Sparkle's AppInstaller post-stage-1 XPC listener accepts unvalidated connections, allowing spoofed appcast item data injection
Summary
AppInstaller post-stage-1 XPC listener accepts unvalidated connections, allowing spoofed appcast item data injection.
Details
Autoupdate/AppInstaller.m's shouldAcceptNewConnection: only enforces SUCodeSigningVerifier validateConnection: before stage 1 completes. After _performedStage1Installation = YES, new connections to the registered Mach service -spki are accepted from any local process without team-ID or code-signing checks.
The following chain of events enables an attacker to inject a spoofed SPUSentUpdateAppcastItemData payload:
- Installer finishes unarchiving the update successfully (
_willCompleteInstallationis set). - The app responsible for updating the bundle crashes or is forcefully quit before it has a chance to send
SPUSentUpdateAppcastItemDatato the installer. There is no user interaction between the prior step and this one, so the timing window is tight. - After stage 1 of the installer is performed (
_performedStage1Installation = YES), but before final installation completes (since all services are cleaned up by then), an attacker process connects to the-spkiMach service - no code-signing validation is enforced - and sends a spoofedSPUSentUpdateAppcastItemDatamessage containing an attacker-craftedSUAppcastItem. - A Sparkle-aware app that checks for updates on the bundle being updated launches before installation completes. The progress agent re-broadcasts the spoofed
SUAppcastItemon its-spksstatus service, and the launching app displays attacker-controlled release notes (name, version, critical flag).

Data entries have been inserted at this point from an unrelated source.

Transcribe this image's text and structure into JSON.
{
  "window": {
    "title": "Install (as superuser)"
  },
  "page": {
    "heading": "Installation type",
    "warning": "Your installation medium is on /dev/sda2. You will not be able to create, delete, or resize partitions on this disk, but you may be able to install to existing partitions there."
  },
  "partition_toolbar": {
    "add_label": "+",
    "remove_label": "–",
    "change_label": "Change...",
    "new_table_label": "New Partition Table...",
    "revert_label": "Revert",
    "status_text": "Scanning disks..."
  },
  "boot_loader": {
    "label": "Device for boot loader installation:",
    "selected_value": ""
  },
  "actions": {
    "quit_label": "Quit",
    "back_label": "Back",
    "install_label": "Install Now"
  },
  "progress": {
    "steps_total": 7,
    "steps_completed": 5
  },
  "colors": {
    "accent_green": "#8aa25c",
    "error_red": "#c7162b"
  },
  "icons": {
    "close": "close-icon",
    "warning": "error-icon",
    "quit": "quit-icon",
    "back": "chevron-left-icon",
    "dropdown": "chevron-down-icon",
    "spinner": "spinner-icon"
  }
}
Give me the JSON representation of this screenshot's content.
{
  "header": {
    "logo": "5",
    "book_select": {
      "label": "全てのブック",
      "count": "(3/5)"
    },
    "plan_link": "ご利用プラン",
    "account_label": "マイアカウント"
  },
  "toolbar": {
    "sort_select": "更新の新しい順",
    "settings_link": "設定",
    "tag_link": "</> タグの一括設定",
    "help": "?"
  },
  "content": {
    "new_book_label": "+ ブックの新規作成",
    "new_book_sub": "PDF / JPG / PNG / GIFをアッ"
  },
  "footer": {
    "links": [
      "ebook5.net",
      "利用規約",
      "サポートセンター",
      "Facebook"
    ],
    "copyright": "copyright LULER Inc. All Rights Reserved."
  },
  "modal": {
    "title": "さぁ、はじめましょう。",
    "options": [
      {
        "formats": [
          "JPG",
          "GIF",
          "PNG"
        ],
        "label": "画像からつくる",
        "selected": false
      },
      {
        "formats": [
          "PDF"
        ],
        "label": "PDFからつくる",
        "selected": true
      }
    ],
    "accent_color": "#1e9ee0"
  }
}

Note: Sparkle can be used to update other app bundles, so the "app doing the updating" and the "app being updated" are not necessarily the same bundle.
In the system-domain case (SPUUsesSystemDomainForBundlePath = true), the AppInstaller runs as root via SMJobSubmit to kSMDomainSystemLaunchd, and the Mach service is reachable by any local user process.
Affected versions: 2.x branch including 2.9.1.
Impact
A local user-level process can inject a forged SUAppcastItem (arbitrary name, version, critical flag) into the progress agent's status broadcast. Other Sparkle-aware clients on the system will display attacker-controlled release notes as authoritative installation state.
The integrity of the installed code is not affected - the bundle moved into place is the legitimate, signature-validated update from stage 1. The impact is limited to UI spoofing of installation metadata.
Remediation
Enforce SUCodeSigningVerifier validateConnection: on all new connections regardless of installation stage, or disallow SPUSentUpdateAppcastItemData after the active connection invalidates.